Fed hikes interest rates to fight record inflation

Source: The Hill | March 16, 2022 | Sylvan Lane

The Federal Reserve on Wednesday increased its baseline interest rate range, launching the first in what will likely be a series of rate hikes meant to fight inflation.

The Federal Open Market Committee (FOMC), the panel of Fed officials responsible for setting monetary policy, increased the federal funds rate by 0.25 percentage points to a range of 0.25 to 0.5 percent. The federal funds rate is the benchmark interest rate banks charge on loans to each other and is used to set borrowing costs on credit cards, automobile loans and mortgages.

“The invasion of Ukraine by Russia is causing tremendous human and economic hardship. The implications for the U.S. economy are highly uncertain, but in the near term the invasion and related events are likely to create additional upward pressure on inflation and weigh on economic activity,” the FOMC said in a statement.

“In support of these goals, the Committee decided to raise the target range for the federal funds rate to 1/4 to 1/2 percent and anticipates that ongoing increases in the target range will be appropriate.”

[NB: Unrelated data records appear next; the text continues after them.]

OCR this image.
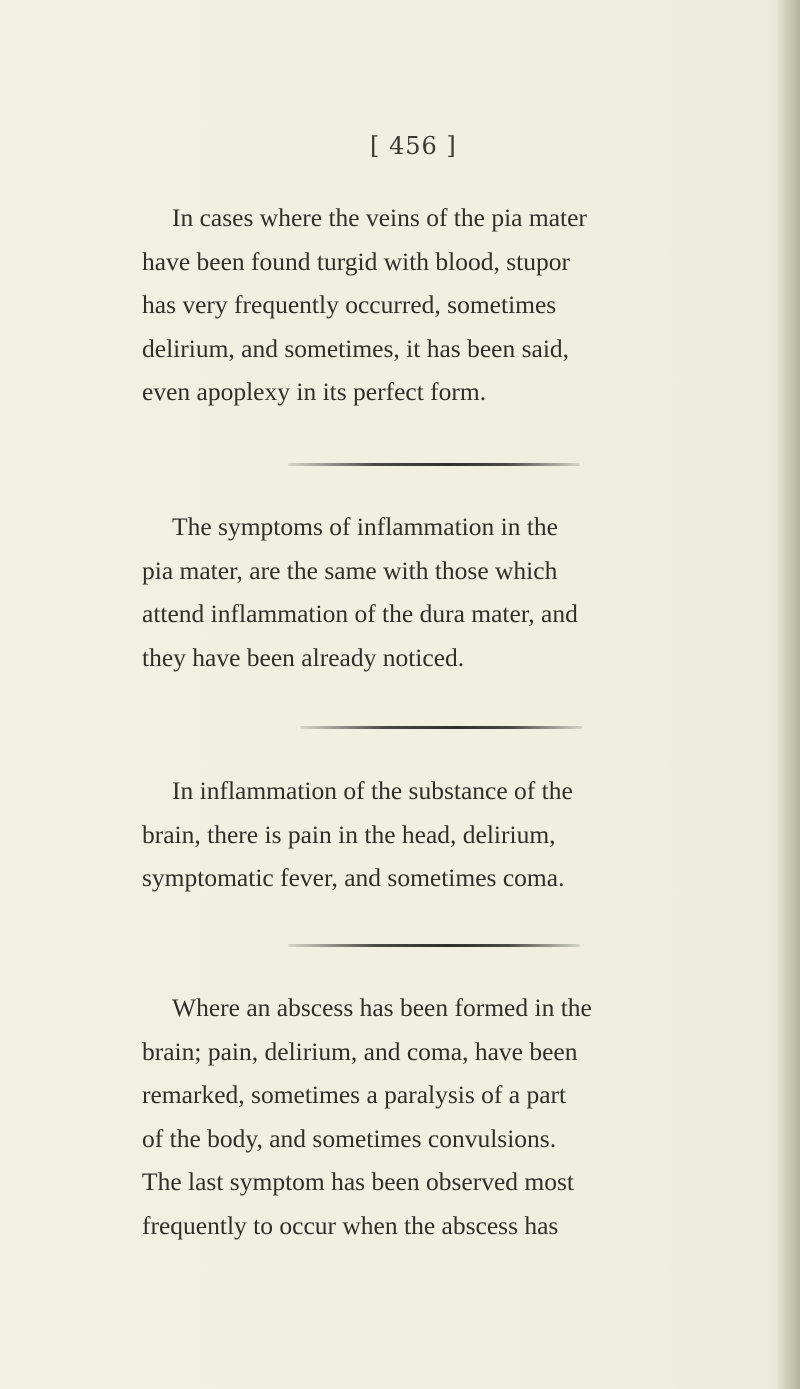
[ 456 ]
In cases where the veins of the pia mater
have been found turgid with blood, stupor
has very frequently occurred, sometimes
delirium, and sometimes, it has been said,
even apoplexy in its perfect form.
The symptoms of inflammation in the
pia mater, are the same with those which
attend inflammation of the dura mater, and
they have been already noticed.
In inflammation of the substance of the
brain, there is pain in the head, delirium,
symptomatic fever, and sometimes coma.
Where an abscess has been formed in the
brain; pain, delirium, and coma, have been
remarked, sometimes a paralysis of a part
of the body, and sometimes convulsions.
The last symptom has been observed most
frequently to occur when the abscess has
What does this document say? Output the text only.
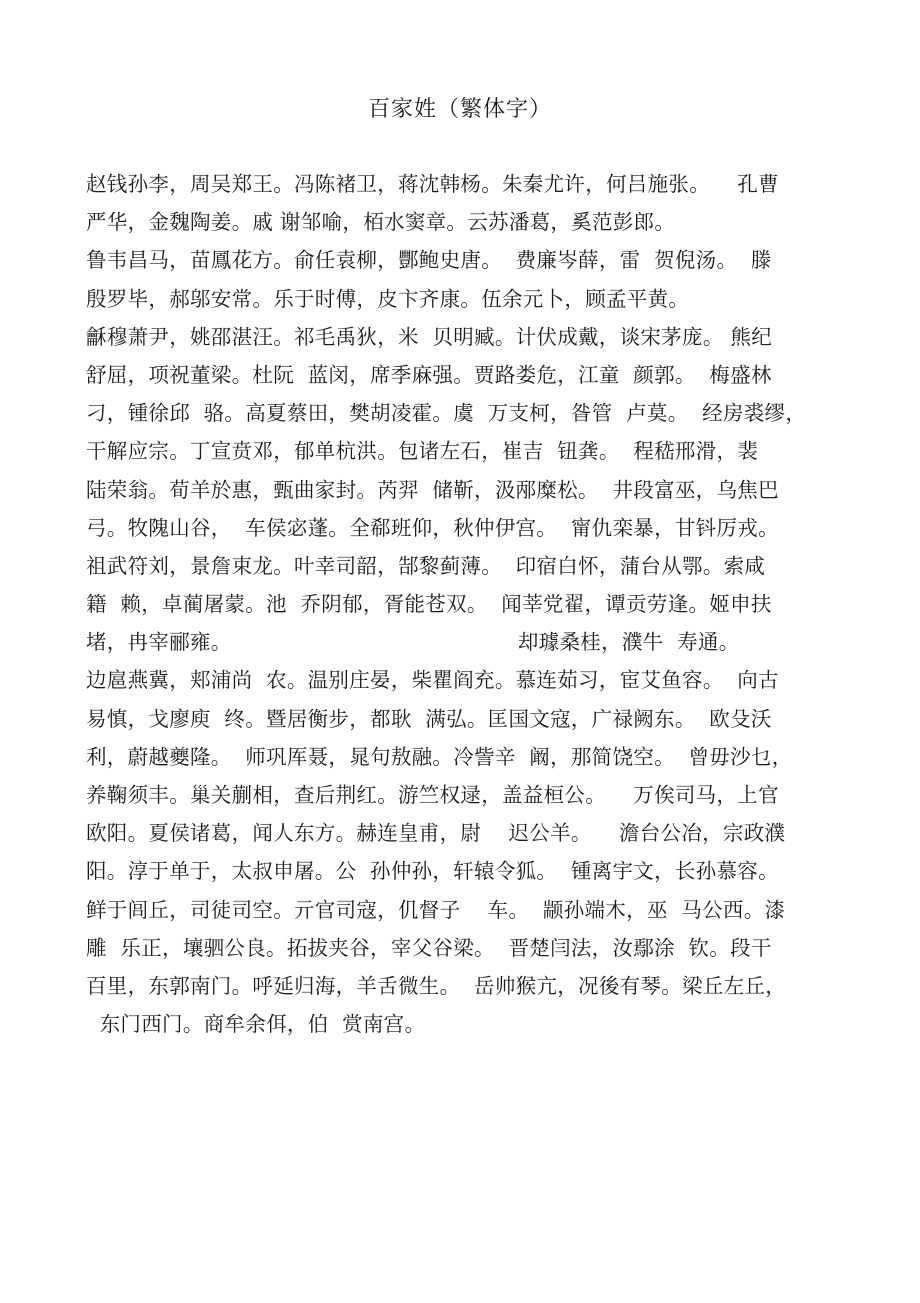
百家姓（繁体字）
赵钱孙李，周吴郑王。冯陈褚卫，蒋沈韩杨。朱秦尤许，何吕施张。    孔曹
严华，金魏陶姜。戚 谢邹喻，栢水窦章。云苏潘葛，奚范彭郎。
鲁韦昌马，苗鳳花方。俞任袁柳，酆鲍史唐。  费廉岑薛，雷  贺倪汤。  滕
殷罗毕，郝邬安常。乐于时傅，皮卞齐康。伍余元卜，顾孟平黄。
龢穆萧尹，姚邵湛汪。祁毛禹狄，米  贝明臧。计伏成戴，谈宋茅庞。 熊纪
舒屈，项祝董梁。杜阮  蓝闵，席季麻强。贾路娄危，江童  颜郭。  梅盛林
刁，锺徐邱  骆。高夏蔡田，樊胡凌霍。虞  万支柯，昝管  卢莫。  经房裘缪，
干解应宗。丁宣贲邓，郁单杭洪。包诸左石，崔吉  钮龚。  程嵇邢滑，裴
陆荣翁。荀羊於惠，甄曲家封。芮羿  储靳，汲邴糜松。  井段富巫，乌焦巴
弓。牧隗山谷，  车侯宓蓬。全郗班仰，秋仲伊宫。  甯仇栾暴，甘钭厉戎。
祖武符刘，景詹束龙。叶幸司韶，郜黎蓟薄。  印宿白怀，蒲台从鄂。索咸
籍  赖，卓蔺屠蒙。池  乔阴郁，胥能苍双。  闻莘党翟，谭贡劳逢。姬申扶
堵，冉宰郦雍。                                          却璩桑桂，濮牛  寿通。
边扈燕冀，郏浦尚  农。温别庄晏，柴瞿阎充。慕连茹习，宦艾鱼容。  向古
易慎，戈廖庾  终。暨居衡步，都耿  满弘。匡国文寇，广禄阙东。  欧殳沃
利，蔚越夔隆。  师巩厍聂，晁句敖融。冷訾辛  阚，那简饶空。  曾毋沙乜，
养鞠须丰。巢关蒯相，查后荆红。游竺权逯，盖益桓公。    万俟司马，上官
欧阳。夏侯诸葛，闻人东方。赫连皇甫，尉    迟公羊。    澹台公冶，宗政濮
阳。淳于单于，太叔申屠。公  孙仲孙，轩辕令狐。  锺离宇文，长孙慕容。
鲜于闾丘，司徒司空。亓官司寇，仉督子    车。  颛孙端木，巫  马公西。漆
雕  乐正，壤驷公良。拓拔夹谷，宰父谷梁。  晋楚闫法，汝鄢涂  钦。段干
百里，东郭南门。呼延归海，羊舌微生。  岳帅猴亢，况後有琴。梁丘左丘，
东门西门。商牟余佴，伯  赏南宫。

Eight of the FOMC’s nine voting members supported the decision to hike rates. The sole dissenter was James Bullard, president of Federal Reserve of St. Louis, who preferred a 0.5 percentage point hike.

The FOMC also projected roughly six more rate hikes this year, along with slower growth and higher inflation.

The panel’s median estimate of the year-end unemployment rate held at 3.5 percent, in line with their December projections and equal to February 2020 jobless rate. But the FOMC’s median estimate of gross domestic product (GDP) growth fell from 4 percent to 2.8, while the year-end annual inflation rate they projected rose from 2.6 percent to 4.3 as measured by the personal consumption expenditures price index.